How to Succeed in Simplifying (Without Really Trying)

Merriam-Webster’s dictionary defines the word “simple” as “free from guile, free from vanity, and free from elaboration and figuration”.

A simple life is one I have aspired to and dreamed of.  I have fantasized about making every single thing we eat from scratch, raising chickens for our eggs, and growing our own vegetables.  I have longed for the time to crochet more and become more skillful at it, as well as learn to sew.  I desire long days at home, working in my home, on my home, and with my children.

Despite not having worked full time in just over 3 years, my life is no closer to this ideal than it was the day I quit my government job.

Why?

I’ve asked myself this for a couple of years, and more intensely over the last several months.

How is it possible that after removing the largest time commitment from my schedule (my full time job) I am busier than ever?

Of course, having a second child has made life busier; there is certainly no question about that.

There has to be more to it, though.

Certainly.

In looking at my life just several weeks ago, I could see I was trying to do everything that was good, but not doing everything with the appropriate energy and enthusiasm.

I worked part time, I watched my nephew on the days I didn’t work, Madeline was going to both ballet and Cubbies (Awanas), I was taking care of the finances in my MOPS group, I served with kids on Sunday mornings at our church, I was making breakfast for the worship band once every 6 weeks, and my husband and I were leading a small group, all in addition to cooking, cleaning, raising babies, and trying to have a healthy marriage.

I found I was spending almost more time in the car going places than I was tending to my family and my home.  This existence was not simple.  Things had to change.

And change they did.

I carefully looked over and prayed over the many activities I had.  I considered which were most important and which were least important.  I considered which ones required the most time commitment or made me feel the most harried.

The first to go was Madeline’s ballet class.  Although it was very inexpensive, the class was way across town, it was difficult to get there without waking the girls up early from their nap, and Madeline was too shy to dance anyway.  Why was I bringing her then?  Did Madeline love it?  After talking to her about it, it turns out Madeline would rather pretend to be a ballerina in our living room than dance in a roomful of other little girls.

Decision made.

Next to go was making breakfast for the worship band.  Although it was a small time commitment, breakfast had to be at the church by 8:15 am, just 10 minutes before I had to be in place for my normal Sunday serving.  It was always a struggle getting kids ready while making sure I wasn’t burning biscuits or undercooking an egg casserole.  I knew this was not a commitment I should hold on to, but I had a difficult time letting go of it.  It took me almost 3 months to finally tell the coordinator, no, I cannot continue to serve in this capacity.

Phew.  Two down.

This month I had to make the difficult decision to step down from my leadership position in MOPS for the next year.  I’ve been attending MOPS at a different church than my home church, and although I had never felt like an outsider, being on the leadership team just didn’t feel right.  In addition, Ryan and I have already committed the next two years of our lives to five couples from our home church, and leading in MOPS was taking time, energy, and my very minimal socialization capacity away from that small group.  This decision was the most difficult to make, by far, because I will deeply miss the ladies I served with this year, and I will miss MOPS.  It’s truly a great program.  It is simply not for me anymore in this current stage.
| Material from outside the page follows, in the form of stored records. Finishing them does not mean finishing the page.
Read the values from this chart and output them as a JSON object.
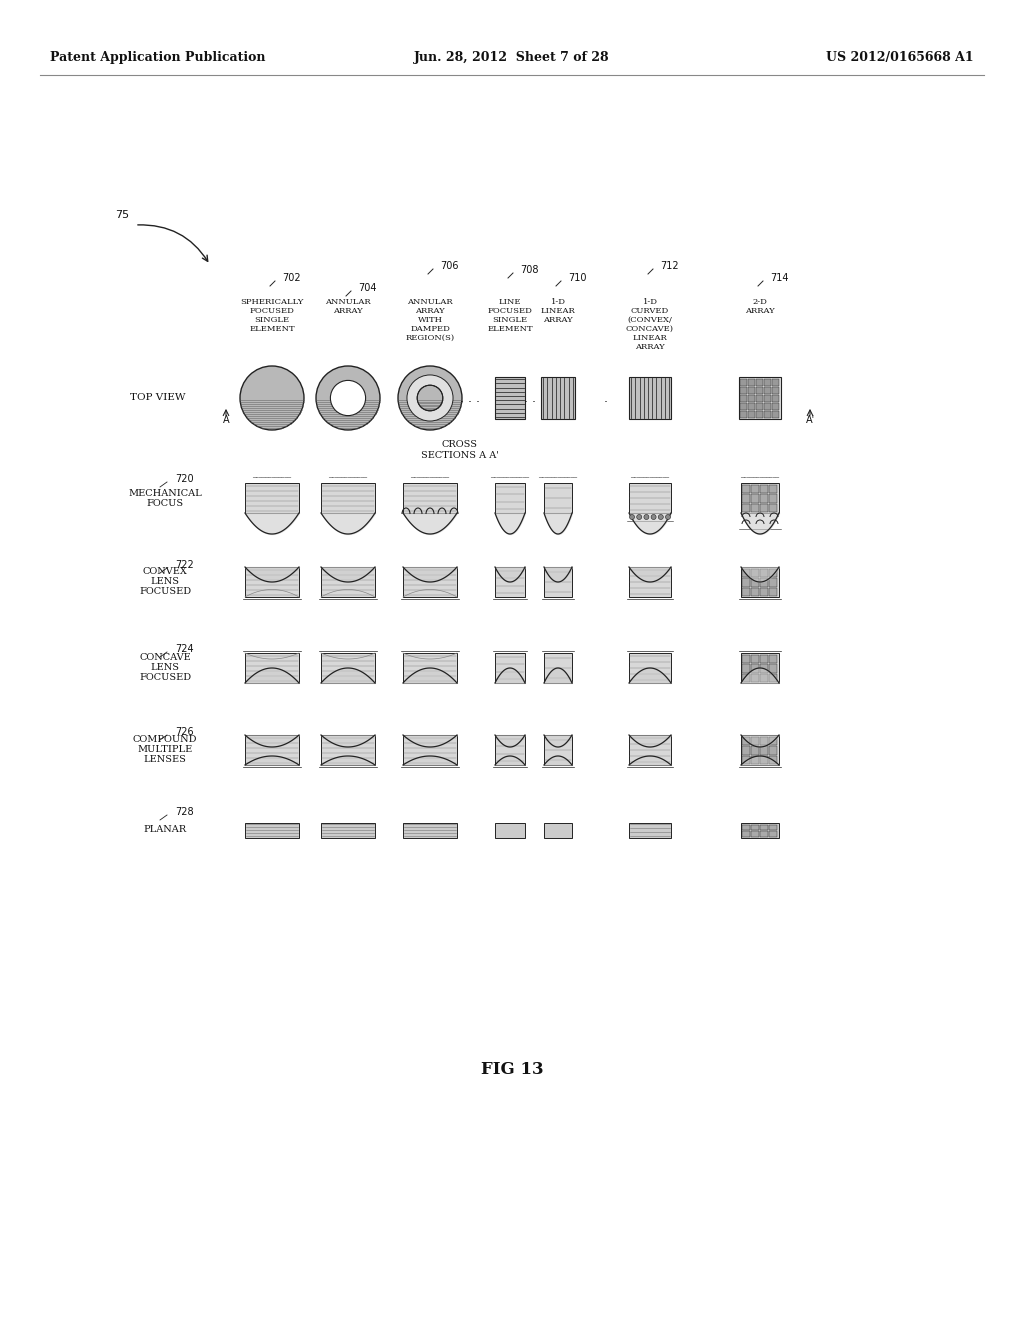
{
  "background_color": "#ffffff",
  "header_left": "Patent Application Publication",
  "header_center": "Jun. 28, 2012  Sheet 7 of 28",
  "header_right": "US 2012/0165668 A1",
  "figure_label": "FIG 13",
  "main_label": "75",
  "col_refs": [
    "702",
    "704",
    "706",
    "708",
    "710",
    "712",
    "714"
  ],
  "col_texts": [
    "SPHERICALLY\nFOCUSED\nSINGLE\nELEMENT",
    "ANNULAR\nARRAY",
    "ANNULAR\nARRAY\nWITH\nDAMPED\nREGION(S)",
    "LINE\nFOCUSED\nSINGLE\nELEMENT",
    "1-D\nLINEAR\nARRAY",
    "1-D\nCURVED\n(CONVEX/\nCONCAVE)\nLINEAR\nARRAY",
    "2-D\nARRAY"
  ],
  "row_refs": [
    "720",
    "722",
    "724",
    "726",
    "728"
  ],
  "row_texts": [
    "MECHANICAL\nFOCUS",
    "CONVEX\nLENS\nFOCUSED",
    "CONCAVE\nLENS\nFOCUSED",
    "COMPOUND\nMULTIPLE\nLENSES",
    "PLANAR"
  ],
  "top_view_label": "TOP VIEW",
  "cross_section_label": "CROSS\nSECTIONS A A'",
  "font_color": "#111111",
  "line_color": "#222222"
}
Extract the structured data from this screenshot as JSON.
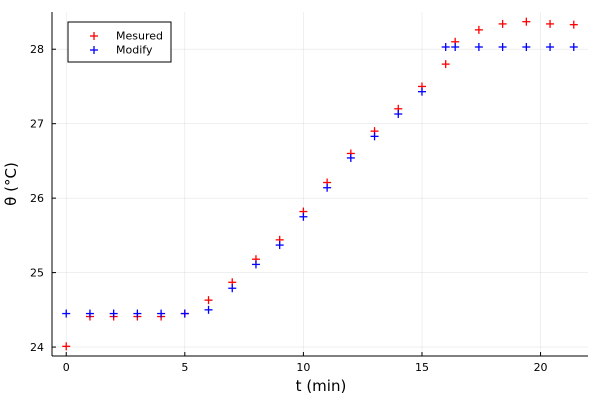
{
  "chart_data": {
    "type": "scatter",
    "title": "",
    "xlabel": "t  (min)",
    "ylabel": "θ (°C)",
    "xlim": [
      -0.6,
      22.0
    ],
    "ylim": [
      23.88,
      28.5
    ],
    "xticks": [
      0,
      5,
      10,
      15,
      20
    ],
    "yticks": [
      24,
      25,
      26,
      27,
      28
    ],
    "grid": true,
    "legend_position": "top-left",
    "marker": "+",
    "series": [
      {
        "name": "Mesured",
        "color": "#ff0000",
        "x": [
          0,
          1,
          2,
          3,
          4,
          5,
          6,
          7,
          8,
          9,
          10,
          11,
          12,
          13,
          14,
          15,
          16,
          16.4,
          17.4,
          18.4,
          19.4,
          20.4,
          21.4
        ],
        "y": [
          24.01,
          24.41,
          24.41,
          24.41,
          24.41,
          24.45,
          24.63,
          24.87,
          25.18,
          25.44,
          25.82,
          26.21,
          26.6,
          26.9,
          27.2,
          27.5,
          27.8,
          28.1,
          28.26,
          28.34,
          28.37,
          28.34,
          28.33
        ]
      },
      {
        "name": "Modify",
        "color": "#0000ff",
        "x": [
          0,
          1,
          2,
          3,
          4,
          5,
          6,
          7,
          8,
          9,
          10,
          11,
          12,
          13,
          14,
          15,
          16,
          16.4,
          17.4,
          18.4,
          19.4,
          20.4,
          21.4
        ],
        "y": [
          24.45,
          24.45,
          24.45,
          24.45,
          24.45,
          24.45,
          24.5,
          24.79,
          25.11,
          25.37,
          25.75,
          26.14,
          26.54,
          26.83,
          27.13,
          27.43,
          28.03,
          28.03,
          28.03,
          28.03,
          28.03,
          28.03,
          28.03
        ]
      }
    ]
  }
}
After taking just three things off my plate (one that won’t even be gone until the summer), I feel I can breath deeper, smell the fresh air around me.

I notice my patience increasing.  I am less short with the girls and much more grace-filled in my mothering.

I am finding more time to connect with my husband.

How can you begin to simplify your schedule and your life?

1.  Be Realistic:  Write down everything you are committed to on a sheet of paper.  Write the amount of time each commitment takes.  Write down how each commitment makes you feel.  Write down any conflicts these commitments have with everyday routines (meals, naptime, etc.).

2.  Prioritize:  Order your commitments based on what is best for your sanity and for your family.  If your 8 year old is signed up for soccer, which has two 2 hour practice per week, but he hates it, it’s not a high priority!  Your Tuesday morning bible study that you look forward to after dropping the kids off at school might be higher on the list because it gives you time to study the Word with other believers.

3.  Work from the bottom up:  Start un-committing to things from the bottom of the priority list.  If you are always saying “yes” to everything, this first “no” will be very difficult, but so very satisfying.  Once you feel the freedom of one little spot in your schedule, the next “no” will be much easier!

Join me, friends, in simplifying life and living more fully.